The elections were the first held under new electoral laws enacted in 1966 that made it possible for more than one candidate to run in a constituency. However, in order to be eligible, all prospective candidates had to accept the program of the Patriotic People's Front, which was dominated by the HSWP. Even under these new rules only nine of the 349 constituencies had more than one candidate.

==Results==

| Party or alliance |  |  |  | Votes | % | Seats | +/– |
|  | Patriotic People's Front |  | Hungarian Socialist Workers' Party | 7,086,596 | 99.73 | 259 | +7 |
|  | Independents | 90 | +2 |
| Against |  |  |  | 19,113 | 0.27 | – | – |
| Total |  |  |  | 7,105,709 | 100.00 | 349 | +9 |
| Valid votes |  |  |  | 7,105,709 | 99.64 |  |  |
| Invalid/blank votes |  |  |  | 25,442 | 0.36 |  |  |
| Total votes |  |  |  | 7,131,151 | 100.00 |  |  |
| Registered voters/turnout |  |  |  | 7,215,408 | 98.83 |  |  |
Source: Nohlen & Stöver

==The activity of the parliament==
The parliament enacted a law regulating the rights and obligations of employees and employers in 1967. They reorganized the rights and obligations of members of agricultural production cooperatives and supported further collectivization.
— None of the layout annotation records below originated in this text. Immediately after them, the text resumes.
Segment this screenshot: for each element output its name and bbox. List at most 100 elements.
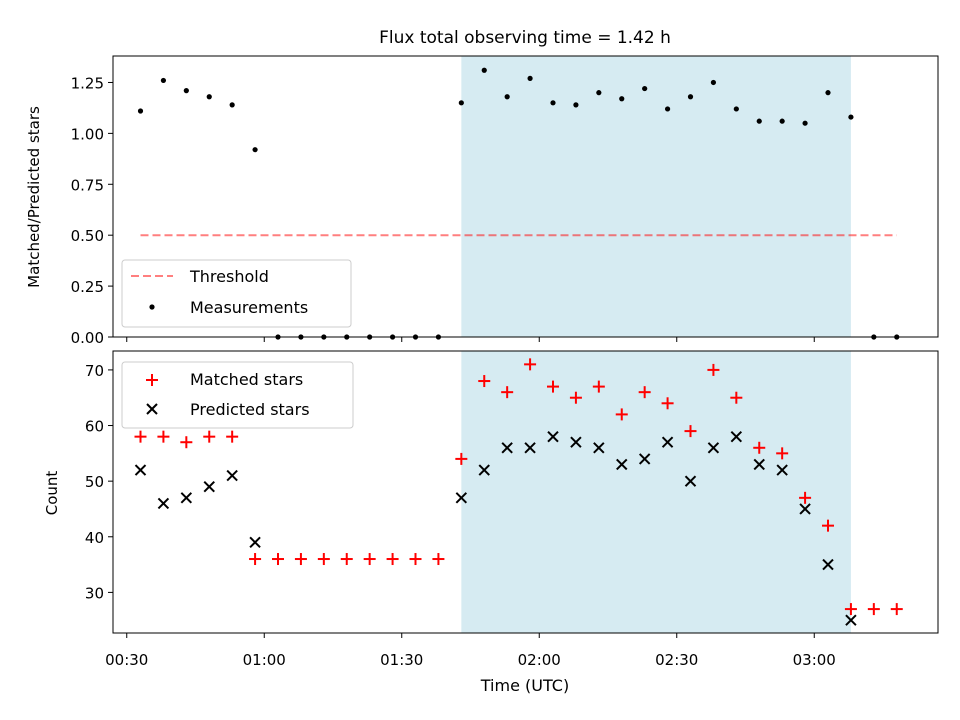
matched-point bbox=[501, 386, 514, 399]
legend-measurements-swatch bbox=[149, 304, 155, 310]
matched-point bbox=[226, 430, 239, 443]
measurement-point bbox=[710, 79, 717, 86]
matched-point bbox=[569, 391, 582, 404]
measurement-point bbox=[573, 102, 579, 108]
top-marks bbox=[137, 67, 900, 340]
predicted-point bbox=[845, 614, 857, 626]
predicted-point bbox=[684, 475, 697, 487]
matched-point bbox=[134, 430, 147, 443]
matched-point bbox=[180, 436, 193, 449]
predicted-point bbox=[822, 558, 834, 571]
predicted-point bbox=[134, 464, 147, 476]
top-x-ticks bbox=[126, 337, 815, 342]
legend-matched-swatch bbox=[146, 374, 158, 386]
top-panel: 0.00 0.25 0.50 0.75 1.00 1.25 Matched/Predict… bbox=[25, 55, 939, 347]
top-y-tick-label: 0.50 bbox=[71, 227, 104, 245]
predicted-point bbox=[501, 442, 513, 454]
matched-point bbox=[615, 408, 628, 421]
matched-point bbox=[409, 553, 422, 566]
bottom-legend-box bbox=[121, 361, 354, 429]
measurement-point bbox=[504, 94, 510, 100]
bottom-plot-frame bbox=[112, 350, 939, 634]
predicted-point bbox=[776, 464, 788, 476]
matched-point bbox=[730, 391, 743, 404]
matched-point bbox=[272, 553, 284, 566]
matched-point bbox=[707, 363, 720, 376]
predicted-point bbox=[455, 492, 468, 504]
matched-point bbox=[432, 553, 445, 566]
measurement-point bbox=[183, 88, 189, 94]
matched-point bbox=[592, 380, 605, 393]
matched-point bbox=[547, 380, 559, 393]
top-y-axis-label: Matched/Predicted stars bbox=[25, 106, 43, 288]
matched-point bbox=[524, 358, 537, 371]
matched-point bbox=[844, 603, 857, 616]
measurement-point bbox=[458, 100, 464, 106]
legend-matched-label: Matched stars bbox=[190, 370, 303, 389]
measurement-point bbox=[160, 77, 167, 84]
matched-point bbox=[203, 430, 216, 443]
bottom-y-axis-label: Count bbox=[43, 471, 61, 516]
matched-point bbox=[684, 425, 697, 438]
measurement-point bbox=[550, 100, 556, 106]
bottom-y-tick-label: 70 bbox=[85, 362, 104, 380]
x-tick-label: 03:00 bbox=[793, 651, 836, 669]
x-tick-label: 00:30 bbox=[105, 651, 148, 669]
matched-point bbox=[363, 553, 376, 566]
predicted-point bbox=[226, 469, 238, 482]
bottom-legend: Matched stars Predicted stars bbox=[121, 361, 354, 429]
x-tick-label: 02:30 bbox=[655, 651, 698, 669]
matched-point bbox=[890, 603, 903, 616]
bottom-y-tick-label: 30 bbox=[85, 584, 104, 602]
measurement-point bbox=[779, 118, 785, 124]
top-legend: Threshold Measurements bbox=[121, 259, 352, 328]
legend-threshold-label: Threshold bbox=[189, 267, 269, 286]
top-y-axis: 0.00 0.25 0.50 0.75 1.00 1.25 bbox=[71, 74, 113, 347]
predicted-point bbox=[249, 536, 261, 549]
matched-point bbox=[340, 553, 353, 566]
measurement-point bbox=[527, 75, 533, 81]
matched-point bbox=[753, 441, 766, 454]
measurement-point bbox=[252, 147, 258, 153]
measurement-point bbox=[733, 106, 739, 112]
predicted-point bbox=[661, 436, 674, 448]
bottom-x-axis: 00:30 01:00 01:30 02:00 02:30 03:00 bbox=[105, 633, 836, 669]
predicted-point bbox=[707, 442, 720, 454]
bottom-y-tick-label: 50 bbox=[85, 473, 104, 491]
predicted-point bbox=[616, 458, 628, 471]
matched-point bbox=[478, 375, 491, 388]
matched-point bbox=[249, 553, 262, 566]
predicted-point bbox=[478, 464, 490, 476]
matched-point bbox=[867, 603, 880, 616]
predicted-point bbox=[730, 430, 743, 443]
chart-title: Flux total observing time = 1.42 h bbox=[379, 28, 671, 48]
matched-point bbox=[776, 447, 789, 460]
matched-point bbox=[638, 386, 651, 399]
matched-point bbox=[386, 553, 399, 566]
matched-point bbox=[317, 553, 330, 566]
bottom-y-tick-label: 40 bbox=[85, 529, 104, 547]
predicted-point bbox=[547, 430, 559, 443]
legend-predicted-label: Predicted stars bbox=[190, 400, 310, 419]
top-plot-frame bbox=[112, 55, 939, 338]
x-tick-label: 01:00 bbox=[243, 651, 286, 669]
matched-point bbox=[294, 553, 307, 566]
measurement-point bbox=[481, 67, 487, 73]
measurement-point bbox=[687, 94, 694, 100]
measurement-point bbox=[137, 108, 144, 114]
bottom-panel: 30 40 50 60 70 00:30 01:00 01:30 02:00 02:30 03:0… bbox=[43, 350, 939, 695]
x-tick-label: 02:00 bbox=[518, 651, 561, 669]
bottom-y-tick-label: 60 bbox=[85, 418, 104, 436]
predicted-point bbox=[180, 492, 193, 504]
measurement-point bbox=[802, 120, 808, 126]
predicted-point bbox=[157, 497, 170, 510]
bottom-observing-span bbox=[461, 351, 851, 633]
matched-point bbox=[157, 430, 170, 443]
top-y-tick-label: 0.75 bbox=[71, 176, 104, 194]
top-y-tick-label: 0.25 bbox=[71, 278, 104, 296]
top-legend-box bbox=[121, 259, 352, 328]
predicted-point bbox=[593, 442, 605, 454]
measurement-point bbox=[642, 85, 648, 92]
predicted-point bbox=[638, 453, 651, 465]
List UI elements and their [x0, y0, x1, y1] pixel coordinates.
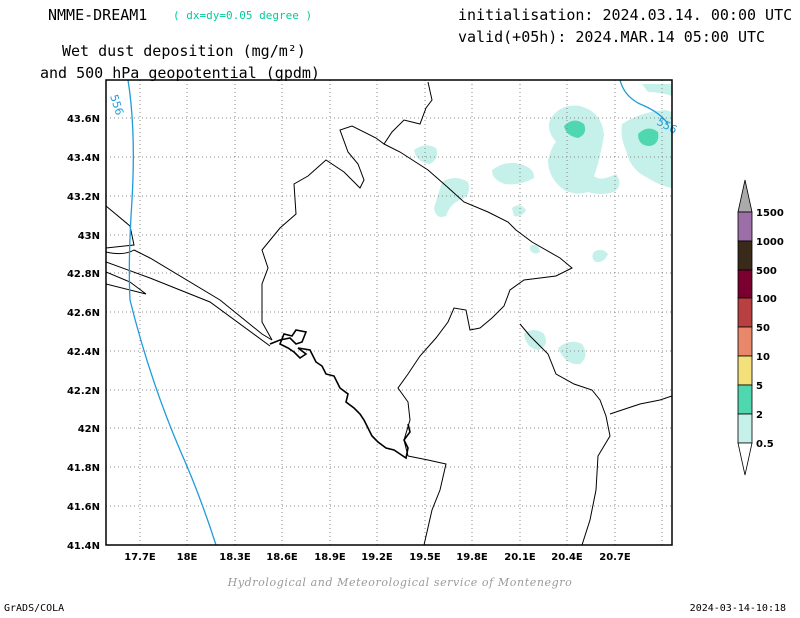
- border-line: [407, 455, 447, 545]
- border-line: [609, 395, 672, 415]
- legend-label: 10: [756, 352, 770, 363]
- lon-label: 19.2E: [361, 552, 393, 563]
- border-line: [261, 81, 433, 341]
- lat-label: 43.4N: [67, 153, 100, 164]
- coastline-path: [269, 329, 411, 460]
- dust-area: [414, 145, 438, 164]
- lat-label: 43.2N: [67, 192, 100, 203]
- lat-label: 41.8N: [67, 463, 100, 474]
- dust-area: [564, 120, 586, 138]
- lat-label: 42N: [78, 424, 100, 435]
- latitude-axis: 43.6N 43.4N 43.2N 43N 42.8N 42.6N 42.4N …: [67, 114, 100, 552]
- dust-area: [434, 178, 469, 217]
- legend-swatch: [737, 297, 753, 328]
- legend-label: 500: [756, 266, 777, 277]
- lat-label: 42.2N: [67, 386, 100, 397]
- dust-area: [558, 341, 586, 365]
- lon-label: 19.8E: [456, 552, 488, 563]
- country-borders: [106, 81, 672, 545]
- lat-label: 43N: [78, 231, 100, 242]
- dust-area: [621, 110, 672, 188]
- plot-frame: [105, 79, 673, 546]
- legend-label: 5: [756, 381, 763, 392]
- legend-label: 0.5: [756, 439, 774, 450]
- lat-label: 41.4N: [67, 541, 100, 552]
- border-line: [519, 323, 611, 545]
- montenegro-coastline: [269, 329, 411, 460]
- border-line: [106, 205, 135, 249]
- lon-label: 18.6E: [266, 552, 298, 563]
- lat-label: 43.6N: [67, 114, 100, 125]
- lon-label: 20.7E: [599, 552, 631, 563]
- legend-arrow-top: [737, 179, 753, 213]
- legend-swatch: [737, 384, 753, 415]
- lon-label: 18.9E: [314, 552, 346, 563]
- lon-label: 20.4E: [551, 552, 583, 563]
- lon-label: 17.7E: [124, 552, 156, 563]
- dust-area: [638, 128, 659, 146]
- lon-label: 20.1E: [504, 552, 536, 563]
- initialisation-time: initialisation: 2024.03.14. 00:00 UTC: [458, 6, 793, 24]
- lat-label: 42.6N: [67, 308, 100, 319]
- dust-area: [548, 105, 620, 194]
- legend-swatch: [737, 326, 753, 357]
- lat-label: 41.6N: [67, 502, 100, 513]
- dust-area: [592, 249, 608, 263]
- dust-area: [512, 205, 526, 217]
- geopotential-contour-556-west: [127, 80, 217, 545]
- lon-label: 19.5E: [409, 552, 441, 563]
- software-credit: GrADS/COLA: [4, 603, 65, 614]
- model-resolution: ( dx=dy=0.05 degree ): [173, 9, 313, 22]
- map-title-line1: Wet dust deposition (mg/m²): [62, 42, 306, 60]
- map-title-line2: and 500 hPa geopotential (gpdm): [40, 64, 320, 82]
- dust-area: [642, 84, 672, 96]
- dust-area: [492, 162, 535, 185]
- dust-deposition-shading: [414, 84, 672, 365]
- render-timestamp: 2024-03-14-10:18: [689, 603, 786, 614]
- legend-swatch: [737, 269, 753, 299]
- legend-label: 50: [756, 323, 770, 334]
- legend-swatch: [737, 240, 753, 271]
- color-legend: 1500 1000 500 100 50 10 5 2 0.5: [737, 179, 784, 476]
- legend-arrow-bottom: [737, 442, 753, 476]
- legend-label: 2: [756, 410, 763, 421]
- legend-label: 1000: [756, 237, 784, 248]
- legend-label: 100: [756, 294, 777, 305]
- legend-label: 1500: [756, 208, 784, 219]
- coastline: [106, 261, 271, 347]
- border-line: [383, 143, 573, 457]
- valid-time: valid(+05h): 2024.MAR.14 05:00 UTC: [458, 28, 766, 46]
- lon-label: 18E: [177, 552, 198, 563]
- legend-swatch: [737, 211, 753, 242]
- geopotential-contours: [127, 80, 669, 545]
- model-name: NMME-DREAM1: [48, 6, 148, 24]
- contour-label-556-west: 556: [107, 93, 126, 117]
- dust-area: [530, 244, 540, 254]
- agency-credit: Hydrological and Meteorological service …: [227, 576, 573, 589]
- coastline: [106, 271, 147, 295]
- legend-swatch: [737, 355, 753, 386]
- border-line: [106, 249, 273, 341]
- lat-label: 42.8N: [67, 269, 100, 280]
- legend-swatch: [737, 413, 753, 444]
- geopotential-contour-556-east: [619, 80, 669, 125]
- longitude-axis: 17.7E 18E 18.3E 18.6E 18.9E 19.2E 19.5E …: [124, 552, 631, 563]
- lat-label: 42.4N: [67, 347, 100, 358]
- lon-label: 18.3E: [219, 552, 251, 563]
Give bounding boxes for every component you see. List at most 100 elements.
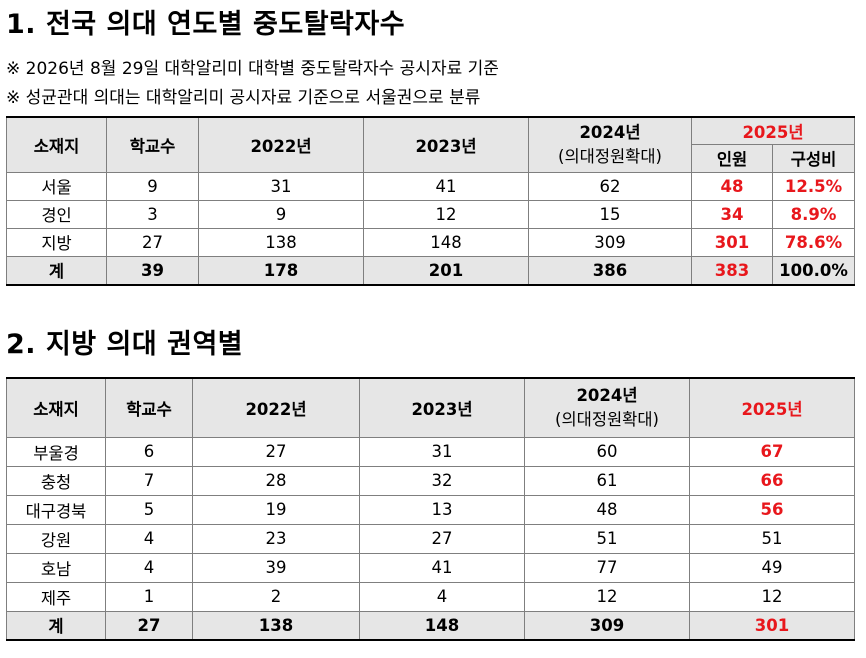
header-2024-sub: (의대정원확대): [555, 409, 659, 429]
header-2023: 2023년: [363, 116, 529, 173]
cell-2024: 60: [524, 436, 690, 467]
cell-schools: 6: [105, 436, 193, 467]
cell-2024: 12: [524, 581, 690, 612]
header-2025-count: 인원: [691, 143, 773, 173]
cell-2025: 301: [689, 610, 855, 641]
cell-2023: 4: [359, 581, 525, 612]
header-2022: 2022년: [198, 116, 364, 173]
cell-2022: 28: [192, 465, 360, 496]
header-region: 소재지: [6, 116, 107, 173]
cell-2023: 148: [359, 610, 525, 641]
cell-region: 지방: [6, 227, 107, 257]
cell-2025-ratio: 78.6%: [771, 227, 856, 257]
cell-2025-ratio: 12.5%: [771, 171, 856, 201]
cell-2025-count: 48: [691, 171, 773, 201]
header-2024: 2024년 (의대정원확대): [524, 377, 690, 438]
table-row: 부울경 6 27 31 60 67: [6, 436, 855, 467]
cell-2024: 386: [528, 255, 692, 286]
cell-2024: 15: [528, 199, 692, 229]
cell-2022: 178: [198, 255, 364, 286]
cell-2024: 48: [524, 494, 690, 525]
cell-2023: 13: [359, 494, 525, 525]
cell-schools: 27: [105, 610, 193, 641]
table-row: 서울 9 31 41 62 48 12.5%: [6, 171, 856, 201]
cell-region: 대구경북: [6, 494, 106, 525]
total-row: 계 39 178 201 386 383 100.0%: [6, 255, 856, 286]
header-2023: 2023년: [359, 377, 525, 438]
section1-note-1: ※ 2026년 8월 29일 대학알리미 대학별 중도탈락자수 공시자료 기준: [6, 59, 499, 79]
cell-2025-count: 383: [691, 255, 773, 286]
cell-2024: 61: [524, 465, 690, 496]
header-2025-ratio: 구성비: [771, 143, 856, 173]
cell-2024: 77: [524, 552, 690, 583]
cell-2022: 138: [198, 227, 364, 257]
cell-region: 계: [6, 255, 107, 286]
header-2024-sub: (의대정원확대): [558, 146, 662, 166]
cell-2024: 51: [524, 523, 690, 554]
cell-schools: 3: [106, 199, 199, 229]
table-row: 호남 4 39 41 77 49: [6, 552, 855, 583]
cell-2025-count: 34: [691, 199, 773, 229]
cell-2023: 31: [359, 436, 525, 467]
cell-region: 서울: [6, 171, 107, 201]
cell-2022: 2: [192, 581, 360, 612]
dropout-by-year-table: 소재지 학교수 2022년 2023년 2024년 (의대정원확대) 2025년…: [6, 116, 856, 286]
header-region: 소재지: [6, 377, 106, 438]
cell-2023: 32: [359, 465, 525, 496]
cell-2023: 41: [359, 552, 525, 583]
total-row: 계 27 138 148 309 301: [6, 610, 855, 641]
table-row: 충청 7 28 32 61 66: [6, 465, 855, 496]
header-2025: 2025년: [689, 377, 855, 438]
regional-dropout-table: 소재지 학교수 2022년 2023년 2024년 (의대정원확대) 2025년…: [6, 377, 855, 641]
cell-2023: 27: [359, 523, 525, 554]
cell-schools: 5: [105, 494, 193, 525]
cell-2025-ratio: 100.0%: [771, 255, 856, 286]
cell-2022: 9: [198, 199, 364, 229]
section1-note-2: ※ 성균관대 의대는 대학알리미 공시자료 기준으로 서울권으로 분류: [6, 88, 481, 108]
cell-2025: 66: [689, 465, 855, 496]
table-row: 제주 1 2 4 12 12: [6, 581, 855, 612]
cell-schools: 1: [105, 581, 193, 612]
cell-2025: 51: [689, 523, 855, 554]
table-row: 지방 27 138 148 309 301 78.6%: [6, 227, 856, 257]
cell-2023: 41: [363, 171, 529, 201]
cell-2025-count: 301: [691, 227, 773, 257]
cell-region: 제주: [6, 581, 106, 612]
header-2022: 2022년: [192, 377, 360, 438]
table-row: 대구경북 5 19 13 48 56: [6, 494, 855, 525]
cell-schools: 4: [105, 552, 193, 583]
cell-region: 계: [6, 610, 106, 641]
cell-2025: 49: [689, 552, 855, 583]
cell-2024: 309: [524, 610, 690, 641]
header-schools: 학교수: [105, 377, 193, 438]
cell-region: 부울경: [6, 436, 106, 467]
cell-region: 경인: [6, 199, 107, 229]
cell-2022: 138: [192, 610, 360, 641]
cell-2023: 201: [363, 255, 529, 286]
section2-title: 2. 지방 의대 권역별: [6, 329, 244, 360]
cell-region: 강원: [6, 523, 106, 554]
header-2025: 2025년: [690, 116, 856, 145]
cell-schools: 9: [106, 171, 199, 201]
cell-region: 충청: [6, 465, 106, 496]
cell-2022: 19: [192, 494, 360, 525]
cell-2022: 31: [198, 171, 364, 201]
cell-region: 호남: [6, 552, 106, 583]
cell-2025: 67: [689, 436, 855, 467]
table-row: 강원 4 23 27 51 51: [6, 523, 855, 554]
header-2024-year: 2024년: [576, 385, 638, 405]
cell-2023: 148: [363, 227, 529, 257]
header-2024-year: 2024년: [579, 122, 641, 142]
cell-2023: 12: [363, 199, 529, 229]
cell-2025: 12: [689, 581, 855, 612]
cell-2025-ratio: 8.9%: [771, 199, 856, 229]
cell-2022: 27: [192, 436, 360, 467]
cell-schools: 27: [106, 227, 199, 257]
cell-2022: 23: [192, 523, 360, 554]
header-schools: 학교수: [106, 116, 199, 173]
cell-schools: 7: [105, 465, 193, 496]
header-2024: 2024년 (의대정원확대): [528, 116, 692, 173]
cell-2022: 39: [192, 552, 360, 583]
cell-2024: 62: [528, 171, 692, 201]
table-row: 경인 3 9 12 15 34 8.9%: [6, 199, 856, 229]
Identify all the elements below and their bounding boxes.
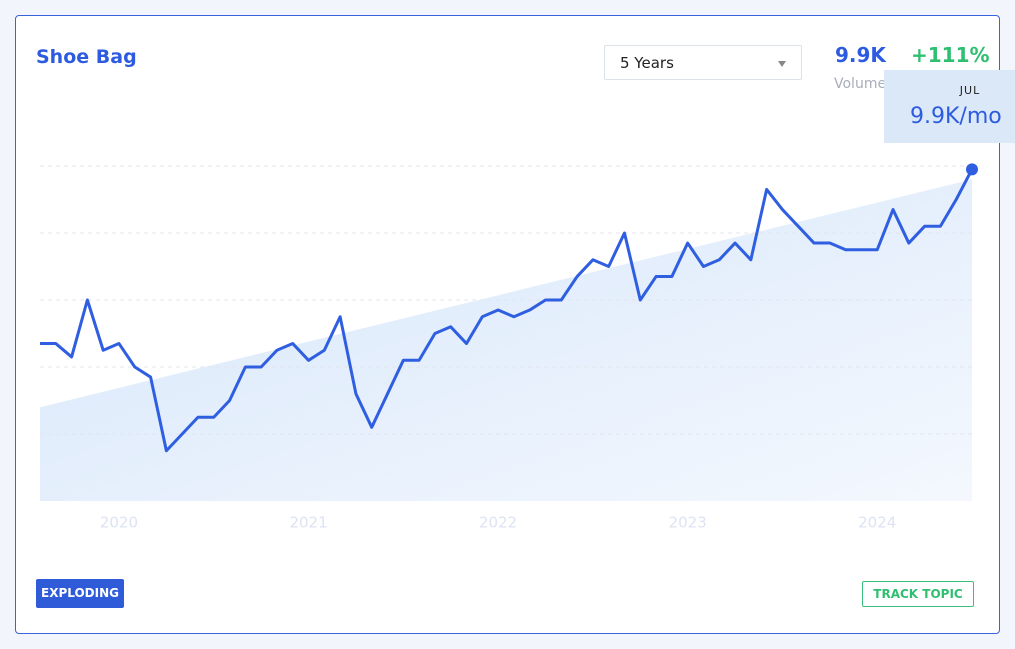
growth-value: +111% (911, 43, 990, 67)
track-button[interactable]: TRACK TOPIC (862, 581, 974, 607)
tooltip-value: 9.9K/mo (910, 104, 1002, 129)
x-tick-label: 2023 (669, 514, 707, 532)
caret (778, 61, 786, 67)
x-tick-label: 2021 (289, 514, 327, 532)
trend-line (40, 168, 974, 453)
period-value: 5 Years (620, 54, 674, 72)
x-tick-label: 2020 (100, 514, 138, 532)
last-point (966, 163, 978, 176)
x-tick-label: 2024 (858, 514, 896, 532)
tooltip: JUL 9.9K/mo (884, 70, 1015, 143)
x-tick-label: 2022 (479, 514, 517, 532)
volume-label: Volume (834, 76, 887, 92)
tooltip-month: JUL (959, 84, 981, 97)
volume-value: 9.9K (835, 43, 886, 67)
period-dropdown[interactable]: 5 Years (604, 45, 802, 80)
status-badge: EXPLODING (36, 579, 124, 608)
trend-area (40, 179, 972, 501)
topic-title: Shoe Bag (36, 46, 137, 68)
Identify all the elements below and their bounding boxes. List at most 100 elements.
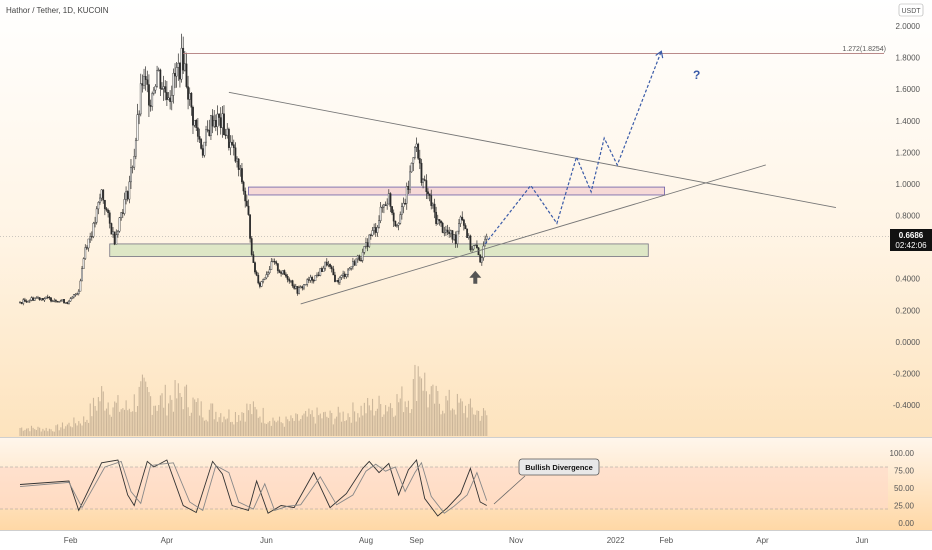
volume-bar [450, 410, 452, 436]
volume-bar [29, 431, 31, 436]
candle-body [23, 299, 26, 302]
volume-bar [34, 429, 36, 436]
volume-bar [486, 415, 488, 436]
candle-body [156, 70, 158, 87]
candle-body [352, 261, 354, 267]
candle-body [195, 120, 198, 128]
volume-bar [189, 415, 191, 436]
candle-body [107, 209, 110, 214]
price-axis-tick: 1.8000 [896, 54, 921, 63]
volume-bar [220, 413, 222, 436]
zone-support [109, 243, 649, 257]
volume-bar [476, 410, 478, 436]
candle-body [48, 297, 51, 299]
volume-bar [238, 415, 240, 436]
callout-box [518, 458, 600, 476]
candle-body [37, 297, 39, 299]
volume-bar [200, 401, 202, 436]
candle-body [252, 254, 255, 263]
candle-body [334, 274, 336, 282]
volume-bar [107, 402, 109, 436]
volume-bar [354, 411, 356, 436]
fib-level-label: 1.272(1.8254) [842, 46, 886, 53]
volume-bar [471, 407, 473, 436]
volume-bar [81, 425, 83, 436]
candle-body [394, 220, 397, 227]
volume-bar [192, 397, 194, 436]
candle-body [389, 193, 392, 207]
candle-body [216, 113, 219, 127]
candle-body [72, 294, 75, 298]
volume-bar [370, 410, 372, 436]
volume-bar [278, 416, 281, 436]
volume-bar [210, 403, 212, 436]
candle-body [288, 279, 291, 282]
candle-body [420, 162, 423, 183]
candle-body [159, 69, 162, 89]
volume-bar [287, 419, 289, 436]
currency-button-frame[interactable] [898, 3, 924, 17]
volume-bar [463, 413, 465, 436]
candle-body [397, 223, 400, 226]
osc-axis-tick: 100.00 [890, 449, 915, 458]
time-axis-tick: Aug [359, 536, 373, 545]
candle-body [33, 297, 36, 301]
candle-body [148, 84, 150, 106]
currency-button[interactable]: USDT [898, 3, 924, 17]
candle-body [407, 185, 410, 190]
volume-bar [208, 409, 210, 436]
currency-button-label[interactable]: USDT [901, 8, 921, 15]
volume-bar [308, 408, 310, 436]
candle-body [136, 114, 139, 141]
volume-bar [86, 419, 88, 436]
volume-bar [132, 411, 134, 436]
time-axis-tick: Apr [756, 536, 769, 545]
price-axis-tick: 1.0000 [896, 180, 921, 189]
candle-body [299, 286, 302, 288]
volume-bar [68, 422, 70, 436]
candle-body [134, 140, 137, 157]
candle-body [319, 268, 322, 276]
volume-bar [92, 397, 95, 436]
volume-bar [79, 423, 81, 436]
volume-bar [404, 401, 406, 436]
volume-bar [30, 425, 33, 436]
volume-bar [274, 420, 276, 436]
volume-bar [318, 415, 320, 436]
volume-bar [122, 408, 124, 436]
candle-body [25, 300, 28, 303]
volume-bar [406, 407, 408, 436]
candle-body [234, 147, 237, 162]
candle-body [167, 97, 170, 100]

A law was enacted on the establishment, operation and closure of railways in 1968. Patent law, copyright protection of cultural and scientific works, and legal protection of trademarks and distinctive signs were introduced in 1969. Industrial and agricultural vocational training was adapted to the needs of the economy. Finally the fourth five-year plan was adopted, based on the economic goals declared at the 10th Congress of the Hungarian Socialist Workers' Party in 1970.